Сократ был цельным человеком, для которого собственная жизнь была философской проблемой, а важнейшим из проблем философии был вопрос о смысле жизни и смерти. Не отделяя философии от действительности, от всех прочих сторон деятельности, он еще меньше повинен в каком бы то ни было расчленении самой философии. Его мировоззрение было столь же цельным, земным, жизненным, столь же полным и глубоким выражением духовной жизни и античного мира.
Но то, чего не сделал сам Сократ, сделала за него история. Она хорошо потрудилась над тем, чтобы каталогизировать одни его высказывания как этические, другие - как диалектические, одни - как идеалистические, другие - как стихийно-материалистические, одни - как религиозные, другие — как еретические. Его признавали "своим" самые разные идеологические течения, ему в вину ставились философские односторонности и однобокости, в которых Сократ не мог быть повинен. Те критерии, которыми мы идеологически расчленяем философа нового времени на различные школы и направления, Сократу, а тем более к его предшественникам, неприменимы.
История хорошо поработала также над тем, чтобы все мертворожденное в наследии Сократа довести до своих крайних пределов окаменелости, до канонизированных идолов массового сознания, оттенив тем самым живые и животворные родники сократовской мысли, - его иронию и диалектику.

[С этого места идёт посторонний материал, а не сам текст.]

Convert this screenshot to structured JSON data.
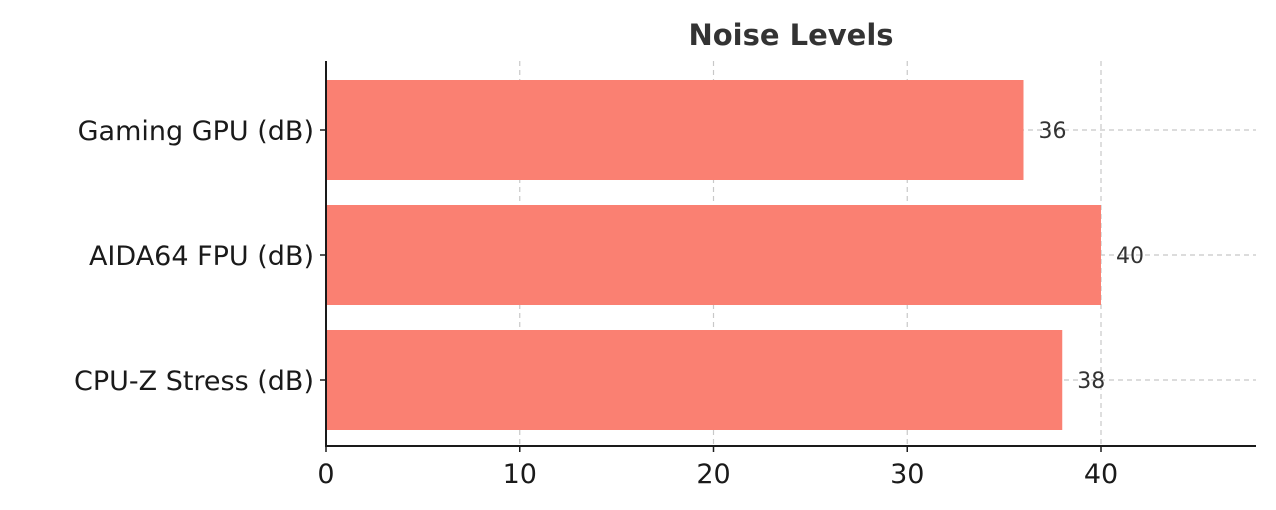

Древние китайцы говорили: "Не дай бог тебе родиться в эпоху перемен". Но именно такие переходные периоды и создавали гениев. Сократ был одним из первых. Он вошел в античную философию и литературу как гениальный собеседник, проницательнейший спорщик и диалектик, вечный ученик, который черпал знания даже от людей малоодаренных и малообразованных, ироничный, но добродушный остряк, любитель правды, своими невинными вопросами разоблачавший неправду и спесь. Это человек стал пересечением многих мировоззренческих тенденций. Именно Сократу мы обязаны появлением Платона-философа. Платон, в свою очередь, стал родоначальником платонизма, учителем Аристотеля, и от этих сильных корней выросли многие философские ветви: стоицизм, гедонизм и эпикурейство, пифагорейство, скептицизм, неоплатонизм, обусловивший возникновение современной философии. Безусловно, без Сократа современная философия не стала бы такой, какая она есть.
СПИСОК ЛИТЕРАТУРЫ
1. Западная философия: от истоков до наших дней, т. I. – Античность. С-Пб., 1994.
2. История западной философии. Б. Рассел. М. 1993.
3. История философии: Запад-Россия-Восток. Книга 1-ая. Философия древности и средневековья. /Под ред. Н.В. Мотротиловой. М., 1996.
4. Кессиди Ф.Х. Сократ. М., 1976.
5. Лосев А.Ф. История античной эстетики (Софисты, Сократ, Платон). М., 1969.
6. Нерсесянц В.С. Сократ. М., 1984.
7. Сократ, Платон, Аристотель, Сенека. Жизнь замечательных людей. Биографическая библиотека Ф. Павленкова. М., 1995.
8. “106 философов. Жизнь, судьба, учение”. Симферополь, 1995.
9. Философская энциклопедия. /Под ред. Ф.В. Константинова. М., 1970.